Ask HN: Which is a better pricing model - Tiered vs. Pay-As-You-Go - sharan

I see a lot of consumer startups going for the tiered pricing models whereas B2B SAAS seems to prefer a pay-as-you-go model.<p>Does anyone have any thoughts on the benefits of either?
======
raquo
Pay-as-you-go can quickly become complex unless you have a very simple, one-
dimensional utility service without any premium features. Otherwise your
pricing will look like that of AWS (i.e. may be cheaper, but less
predictable). Tiered pricing is simpler, lets you define a minimum monthly
cashflow from each paying customer, and most importantly lets you discriminate
e.g. enterprise customers by offering features only they would want at a much
higher price.

------
HerraBRE
I would love to hear some discussions on this. For example, I wonder how much
it matters how tech-savvy users are? I'm currently looking at a mixed model at
<http://pagekite.net/>, pay-as-you-go for bandwidth usage OR tiered monthly
subscriptions for heavier users and businesses.

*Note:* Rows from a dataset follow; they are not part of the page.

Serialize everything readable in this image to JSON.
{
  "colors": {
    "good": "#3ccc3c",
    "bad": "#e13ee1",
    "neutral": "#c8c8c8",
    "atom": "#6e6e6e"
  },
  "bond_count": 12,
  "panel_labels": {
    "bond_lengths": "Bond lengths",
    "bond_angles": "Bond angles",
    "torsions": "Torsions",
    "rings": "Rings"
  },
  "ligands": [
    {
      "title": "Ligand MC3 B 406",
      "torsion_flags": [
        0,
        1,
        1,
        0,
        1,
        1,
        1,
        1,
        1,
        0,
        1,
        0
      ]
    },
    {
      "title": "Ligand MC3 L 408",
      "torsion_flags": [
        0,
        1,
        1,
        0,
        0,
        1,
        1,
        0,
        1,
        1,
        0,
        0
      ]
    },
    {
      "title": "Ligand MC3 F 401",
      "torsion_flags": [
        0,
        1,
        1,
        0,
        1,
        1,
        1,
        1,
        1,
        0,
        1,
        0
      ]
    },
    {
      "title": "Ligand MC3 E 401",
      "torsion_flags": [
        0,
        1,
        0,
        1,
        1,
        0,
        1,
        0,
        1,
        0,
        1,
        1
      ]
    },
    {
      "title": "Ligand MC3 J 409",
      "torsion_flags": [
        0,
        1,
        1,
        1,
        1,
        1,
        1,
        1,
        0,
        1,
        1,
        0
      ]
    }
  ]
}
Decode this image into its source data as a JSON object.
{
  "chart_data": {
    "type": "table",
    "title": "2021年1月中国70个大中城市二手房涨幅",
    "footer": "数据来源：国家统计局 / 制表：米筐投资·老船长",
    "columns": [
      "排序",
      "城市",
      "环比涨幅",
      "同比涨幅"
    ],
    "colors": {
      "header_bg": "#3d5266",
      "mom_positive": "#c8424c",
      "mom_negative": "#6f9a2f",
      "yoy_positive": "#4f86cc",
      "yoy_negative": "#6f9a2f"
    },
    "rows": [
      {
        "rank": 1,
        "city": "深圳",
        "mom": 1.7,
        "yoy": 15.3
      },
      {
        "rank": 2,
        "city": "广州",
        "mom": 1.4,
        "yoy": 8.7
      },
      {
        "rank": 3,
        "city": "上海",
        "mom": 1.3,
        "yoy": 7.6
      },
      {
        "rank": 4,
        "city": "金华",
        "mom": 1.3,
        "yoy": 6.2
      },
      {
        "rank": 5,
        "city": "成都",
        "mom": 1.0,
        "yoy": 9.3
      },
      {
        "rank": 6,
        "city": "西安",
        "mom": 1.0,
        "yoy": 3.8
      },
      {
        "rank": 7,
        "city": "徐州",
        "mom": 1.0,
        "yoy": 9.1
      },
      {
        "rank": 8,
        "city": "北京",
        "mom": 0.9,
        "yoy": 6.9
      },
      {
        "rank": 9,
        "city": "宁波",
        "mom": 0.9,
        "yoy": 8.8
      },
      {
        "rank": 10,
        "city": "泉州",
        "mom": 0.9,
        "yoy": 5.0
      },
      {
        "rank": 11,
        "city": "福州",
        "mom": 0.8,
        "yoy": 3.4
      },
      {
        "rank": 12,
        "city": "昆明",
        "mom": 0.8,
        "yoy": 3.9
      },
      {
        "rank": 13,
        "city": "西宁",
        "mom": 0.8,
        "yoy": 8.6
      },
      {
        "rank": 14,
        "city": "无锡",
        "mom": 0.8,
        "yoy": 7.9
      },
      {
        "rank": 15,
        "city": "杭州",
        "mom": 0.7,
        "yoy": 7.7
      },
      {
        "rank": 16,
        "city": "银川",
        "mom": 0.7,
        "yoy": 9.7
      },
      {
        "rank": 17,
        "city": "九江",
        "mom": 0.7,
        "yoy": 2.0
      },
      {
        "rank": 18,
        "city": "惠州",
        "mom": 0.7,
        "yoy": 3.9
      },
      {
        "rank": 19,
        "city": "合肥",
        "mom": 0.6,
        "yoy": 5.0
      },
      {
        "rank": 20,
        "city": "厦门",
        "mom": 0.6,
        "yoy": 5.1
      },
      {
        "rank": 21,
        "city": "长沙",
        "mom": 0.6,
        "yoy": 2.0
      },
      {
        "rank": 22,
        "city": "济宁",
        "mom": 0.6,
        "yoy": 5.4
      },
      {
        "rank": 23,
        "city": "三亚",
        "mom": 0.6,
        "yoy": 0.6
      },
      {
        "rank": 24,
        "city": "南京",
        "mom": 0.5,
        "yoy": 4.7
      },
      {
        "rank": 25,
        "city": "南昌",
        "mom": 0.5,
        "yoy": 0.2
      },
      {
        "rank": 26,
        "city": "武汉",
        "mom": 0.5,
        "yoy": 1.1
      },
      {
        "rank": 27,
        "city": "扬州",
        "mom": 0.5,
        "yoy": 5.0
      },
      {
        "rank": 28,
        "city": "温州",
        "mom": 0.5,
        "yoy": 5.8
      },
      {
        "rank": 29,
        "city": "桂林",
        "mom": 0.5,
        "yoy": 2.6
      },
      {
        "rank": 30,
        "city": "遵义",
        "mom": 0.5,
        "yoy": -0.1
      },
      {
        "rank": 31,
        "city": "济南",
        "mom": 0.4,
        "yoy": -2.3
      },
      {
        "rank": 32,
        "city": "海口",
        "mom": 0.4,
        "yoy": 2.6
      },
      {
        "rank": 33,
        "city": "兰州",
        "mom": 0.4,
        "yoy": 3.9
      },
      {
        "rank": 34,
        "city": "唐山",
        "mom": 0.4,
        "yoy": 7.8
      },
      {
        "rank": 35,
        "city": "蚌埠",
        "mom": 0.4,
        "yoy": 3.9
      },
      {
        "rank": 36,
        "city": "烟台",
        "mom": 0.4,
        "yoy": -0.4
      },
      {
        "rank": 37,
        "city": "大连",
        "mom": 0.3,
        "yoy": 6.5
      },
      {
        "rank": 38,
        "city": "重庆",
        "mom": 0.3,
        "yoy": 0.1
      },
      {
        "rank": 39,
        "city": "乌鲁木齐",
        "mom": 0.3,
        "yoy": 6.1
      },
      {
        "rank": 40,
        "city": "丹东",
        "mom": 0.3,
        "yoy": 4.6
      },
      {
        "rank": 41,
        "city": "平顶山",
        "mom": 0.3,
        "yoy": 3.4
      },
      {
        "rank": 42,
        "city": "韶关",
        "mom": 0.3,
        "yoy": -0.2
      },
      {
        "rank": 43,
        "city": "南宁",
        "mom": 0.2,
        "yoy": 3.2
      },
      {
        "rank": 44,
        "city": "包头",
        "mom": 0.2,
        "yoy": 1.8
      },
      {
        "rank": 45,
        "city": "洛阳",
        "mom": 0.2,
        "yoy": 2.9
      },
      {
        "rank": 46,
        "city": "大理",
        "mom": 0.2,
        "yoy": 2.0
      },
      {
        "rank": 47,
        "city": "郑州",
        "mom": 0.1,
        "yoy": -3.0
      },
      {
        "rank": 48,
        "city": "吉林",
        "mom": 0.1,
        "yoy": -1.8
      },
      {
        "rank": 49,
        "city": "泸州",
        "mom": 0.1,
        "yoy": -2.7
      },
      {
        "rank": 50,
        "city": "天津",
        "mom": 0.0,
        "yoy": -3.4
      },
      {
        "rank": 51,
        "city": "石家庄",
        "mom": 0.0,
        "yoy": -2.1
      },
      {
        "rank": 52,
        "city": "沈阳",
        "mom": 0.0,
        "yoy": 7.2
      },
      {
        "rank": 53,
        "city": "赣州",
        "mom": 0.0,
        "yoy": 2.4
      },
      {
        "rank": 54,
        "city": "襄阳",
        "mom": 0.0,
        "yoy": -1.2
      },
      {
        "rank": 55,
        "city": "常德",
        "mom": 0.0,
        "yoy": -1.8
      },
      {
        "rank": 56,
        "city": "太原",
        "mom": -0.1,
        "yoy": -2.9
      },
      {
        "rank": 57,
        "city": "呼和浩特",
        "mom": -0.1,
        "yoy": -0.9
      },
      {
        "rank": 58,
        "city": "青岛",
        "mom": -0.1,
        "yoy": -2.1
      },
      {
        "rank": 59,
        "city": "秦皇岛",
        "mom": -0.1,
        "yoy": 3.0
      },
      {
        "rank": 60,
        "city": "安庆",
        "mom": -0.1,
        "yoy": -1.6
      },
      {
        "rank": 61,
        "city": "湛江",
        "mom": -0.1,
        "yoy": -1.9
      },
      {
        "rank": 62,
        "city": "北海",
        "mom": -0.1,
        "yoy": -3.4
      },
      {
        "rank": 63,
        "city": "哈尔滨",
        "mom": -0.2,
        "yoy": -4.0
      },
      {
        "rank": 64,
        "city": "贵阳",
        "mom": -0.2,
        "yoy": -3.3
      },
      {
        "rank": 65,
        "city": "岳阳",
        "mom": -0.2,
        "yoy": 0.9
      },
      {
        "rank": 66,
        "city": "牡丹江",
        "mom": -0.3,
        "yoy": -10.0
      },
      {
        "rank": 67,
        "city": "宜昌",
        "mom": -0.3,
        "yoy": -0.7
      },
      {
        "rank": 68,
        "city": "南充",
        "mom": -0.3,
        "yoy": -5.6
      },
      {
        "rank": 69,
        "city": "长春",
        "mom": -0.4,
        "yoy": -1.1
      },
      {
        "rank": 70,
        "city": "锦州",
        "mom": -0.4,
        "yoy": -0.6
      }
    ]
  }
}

I had kind of assumed that the average joe would prefer pay-as-you-go and
companies would go for a subscription - your comment suggests I may have it
backwards... :-P

------
JonLim
Product Manager of PostageApp (<http://www.postageapp.com>) here, we are B2B
SaaS and we used a tiered model.

We chose to go in this direction because it allowed for a few things: better
predictability in terms of cash flow and better predictability in the amount
of resources needed. Having those two is somewhat critical to our success,
hence why the tiered subscription model works best for us.

------
kgermino
Consumers IME prefer the predictability that tiered plans offer. That is, many
people would rather pay $40 for 400 minutes when they usually use 300 - 375
than $.11/min even though on average the PAYGO plan would be cheaper.